Abstract
Naomi Zack's Inclusive Feminism: A Third Wave Theory of Women's Commonality (2005) begins with an original reading of the paradigm shift that ended U.S. second wave feminism. According to Zack there has been a crisis in academic and professional feminism since the late 1970s. It grew out of the anxieties about essentialism in the wake of white feminist's realization that our understandings of "sisterhood" and "women" excluded women of color and poor women. This realization eventually lead to the movement's foundational collapse in the early 1980s. Regrettably, for Zack, feminists did not rally to reconstruct the foundations of the movement on more solid inclusive grounds. Instead we abandoned the idea that all women share something in common and for the next three decades allowed questions of difference to frame feminist politics. Zack is deeply troubled by this shift. Feminism's flight from essentialism occurred before the movement had a clear account of how universal advocacy for women's interests might be maintained. Her project in Inclusive Feminism is to explain the motivation behind the shift from commonality to intersectionality, to outline its harmful effects, and to reclaim the idea that all women share something in common (2005, 2).

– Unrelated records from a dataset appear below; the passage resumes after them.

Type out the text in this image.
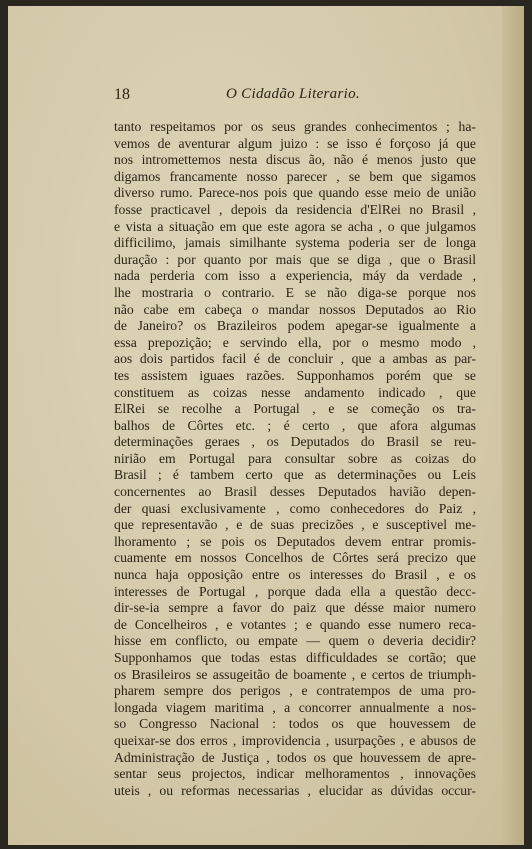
18	O Cidadão Literario.
tanto respeitamos por os seus grandes conhecimentos ; ha-
vemos de aventurar algum juizo : se isso é forçoso já que
nos intromettemos nesta discus ão, não é menos justo que
digamos francamente nosso parecer , se bem que sigamos
diverso rumo. Parece-nos pois que quando esse meio de união
fosse practicavel , depois da residencia d'ElRei no Brasil ,
e vista a situação em que este agora se acha , o que julgamos
difficilimo, jamais similhante systema poderia ser de longa
duração : por quanto por mais que se diga , que o Brasil
nada perderia com isso a experiencia, máy da verdade ,
lhe mostraria o contrario. E se não diga-se porque nos
não cabe em cabeça o mandar nossos Deputados ao Rio
de Janeiro? os Brazileiros podem apegar-se igualmente a
essa prepozição; e servindo ella, por o mesmo modo ,
aos dois partidos facil é de concluir , que a ambas as par-
tes assistem iguaes razões. Supponhamos porém que se
constituem as coizas nesse andamento indicado , que
ElRei se recolhe a Portugal , e se começão os tra-
balhos de Côrtes etc. ; é certo , que afora algumas
determinações geraes , os Deputados do Brasil se reu-
nirião em Portugal para consultar sobre as coizas do
Brasil ; é tambem certo que as determinações ou Leis
concernentes ao Brasil desses Deputados havião depen-
der quasi exclusivamente , como conhecedores do Paiz ,
que representavão , e de suas precizões , e susceptivel me-
lhoramento ; se pois os Deputados devem entrar promis-
cuamente em nossos Concelhos de Côrtes será precizo que
nunca haja opposição entre os interesses do Brasil , e os
interesses de Portugal , porque dada ella a questão decc-
dir-se-ia sempre a favor do paiz que désse maior numero
de Concelheiros , e votantes ; e quando esse numero reca-
hisse em conflicto, ou empate — quem o deveria decidir?
Supponhamos que todas estas difficuldades se cortão; que
os Brasileiros se assugeitão de boamente , e certos de triumph-
pharem sempre dos perigos , e contratempos de uma pro-
longada viagem maritima , a concorrer annualmente a nos-
so Congresso Nacional : todos os que houvessem de
queixar-se dos erros , improvidencia , usurpações , e abusos de
Administração de Justiça , todos os que houvessem de apre-
sentar seus projectos, indicar melhoramentos , innovações
uteis , ou reformas necessarias , elucidar as dúvidas occur-
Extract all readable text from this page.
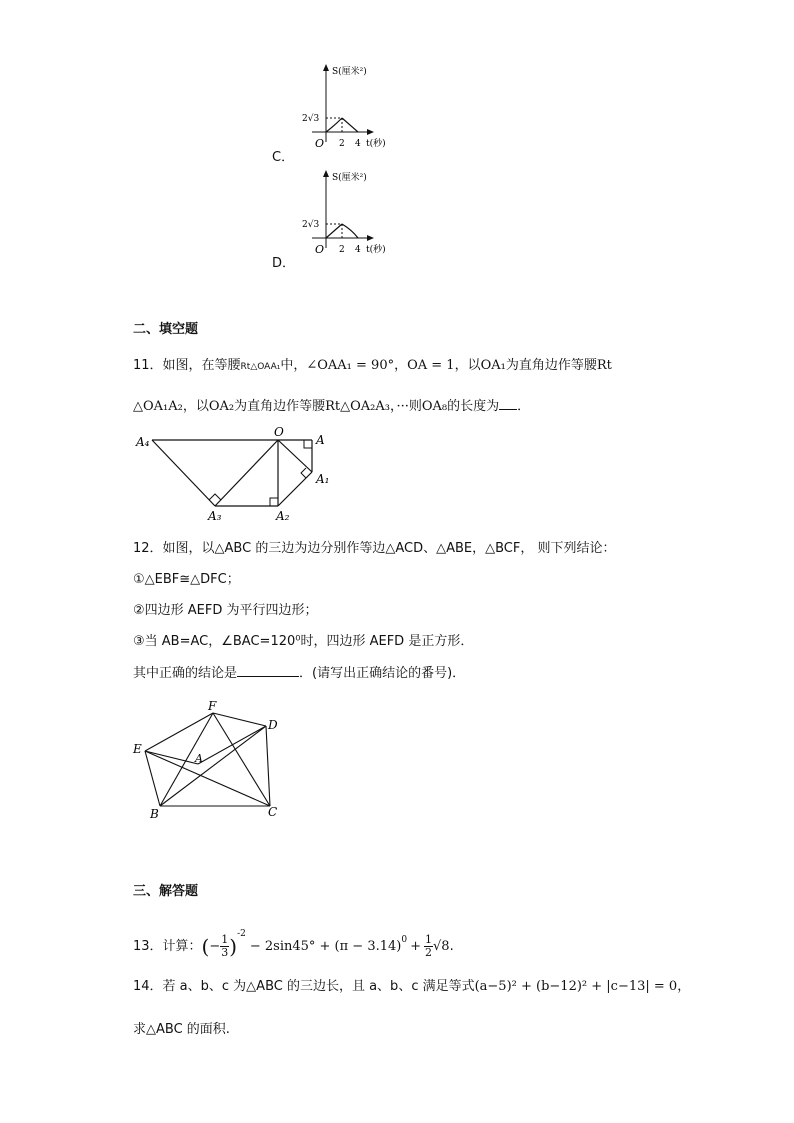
C．
S(厘米²)
2√3
O 2 4 t(秒)
D．
S(厘米²)
2√3
O 2 4 t(秒)
二、填空题
11．如图，在等腰Rt△OAA₁中，∠OAA₁ = 90°，OA = 1，以OA₁为直角边作等腰Rt
△OA₁A₂，以OA₂为直角边作等腰Rt△OA₂A₃，···则OA₈的长度为 ．
A₄
O
A
A₁
A₃	A₂
12．如图，以△ABC 的三边为边分别作等边△ACD、△ABE，△BCF， 则下列结论：
①△EBF≅△DFC；
②四边形 AEFD 为平行四边形；
③当 AB=AC，∠BAC=120⁰时，四边形 AEFD 是正方形．
其中正确的结论是	．(请写出正确结论的番号)．
F
D
E
A
B	C
三、解答题
13．计算：(− $\frac{1}{3} )^{-2}- 2\sin 45^\circ + (\pi - 3.14)^0 + \frac{1}{2} √8$.
14．若 a、b、c 为△ABC 的三边长，且 a、b、c 满足等式(a−5)² + (b−12)² + |c−13| = 0，
求△ABC 的面积.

To accomplish this Zack careful retools essentialism in ways that simultaneously acknowledge women's differences and dodge what she perceives to be intersectionality's fragmenting effects.
I want to address two facets of Zack's project: her critique of intersectionality and her effort to ground a feminist empathy-based solidarity in women's commonalities. Since Zack does not offer her readers an extensive account of what it means to think and work intersectionality, I begin by outlining the basic premises of the foundational literature. Next, I explore her reasons for rejecting this popular approach by replying to her two strongest claims against intersectionality: (1) that intersectionality complicates the category woman by multiplying genders beyond necessity, and (2) that intersectionality has a segregating effect on feminist political movements. I explain how Zack's thinks her relational essentialism [the FMP category] can effectively resolve intersectionality's fragmenting effects by providing a common foundation for an empathy-based feminist solidarity. I argue that inclusive feminism generates an oversimplified account of empathy and thus fails to engage the tensions among feminist movements that intersectionality makes visible. I conclude that her view requires a more robust epistemology of empathy if political solidarity is to be grounded in the FMP category.